Debate over GOP funding proposal continues
McCarthy indicates he'll try to move along GOP spending bill likely to die in Senate 05:04

Washington — Facing fresh challenges to his leadership, Speaker Kevin McCarthy is trying to accomplish what at times seems impossible — working furiously to convince House Republicans to come together and pass a conservative bill to keep the federal government open.

It's a nearly futile exercise that could help McCarthy keep his job, but has little chance of actually preventing a federal shutdown. Whatever Republicans come up with in the House is nearly certain to be rejected by the Senate, where Democrats and most Republicans together want to fund the government.

In one dramatic sign of defeat Tuesday, House Republicans were even voting against their own defense bill. During a rowdy afternoon vote, the usually popular bill was turned back from consideration after hard-right conservatives insisted they want to see an overall plan from McCarthy.

The resolution to debate the defense bill failed 212-214, as five Republicans bucked the party to sink it. McCarthy simply walked off the House floor.

With time dwindling, Congress faces a Sept. 30 deadline to pass the broader government funding legislation and get a bill to President Biden's desk to become law. Otherwise, the U.S. faces massive federal government closures and disruptions. Plans for another vote Tuesday to advance the overall spending bill were shelved.
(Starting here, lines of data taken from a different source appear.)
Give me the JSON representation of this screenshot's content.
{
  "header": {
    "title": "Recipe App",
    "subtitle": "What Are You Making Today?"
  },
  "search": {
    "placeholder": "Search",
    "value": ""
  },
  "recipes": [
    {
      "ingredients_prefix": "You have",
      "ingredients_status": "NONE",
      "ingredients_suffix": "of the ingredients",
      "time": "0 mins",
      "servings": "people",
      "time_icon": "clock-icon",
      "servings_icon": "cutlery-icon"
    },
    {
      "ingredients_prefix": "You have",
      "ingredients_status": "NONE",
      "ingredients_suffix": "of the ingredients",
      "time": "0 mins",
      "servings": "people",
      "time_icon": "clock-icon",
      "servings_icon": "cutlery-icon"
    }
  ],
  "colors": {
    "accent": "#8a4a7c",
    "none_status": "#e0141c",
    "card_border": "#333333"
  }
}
"The ball's in Kevin's court," said Republican Rep. Ralph Norman of the Freedom Caucus.

McCarthy's balancing act

House Speaker Kevin McCarthy speaks to members of the media following a House caucus meeting at the Capitol on Tuesday, Sept. 19, 2023.
House Speaker Kevin McCarthy speaks to members of the media following a House caucus meeting at the Capitol on Tuesday, Sept. 19, 2023. Al Drago/Bloomberg via Getty Images

The latest House government funding proposal, a compromise between members of the hard-right Freedom Caucus and others from the more pragmatic Main Street conservatives, was almost dead on arrival, left sputtering even after McCarthy loaded it up with spending cuts and Republican priorities in a border security package.

Behind closed doors Tuesday, the speaker was trying to stress the political repercussions of a government shutdown to Republicans, warning them that no party wins with a closure.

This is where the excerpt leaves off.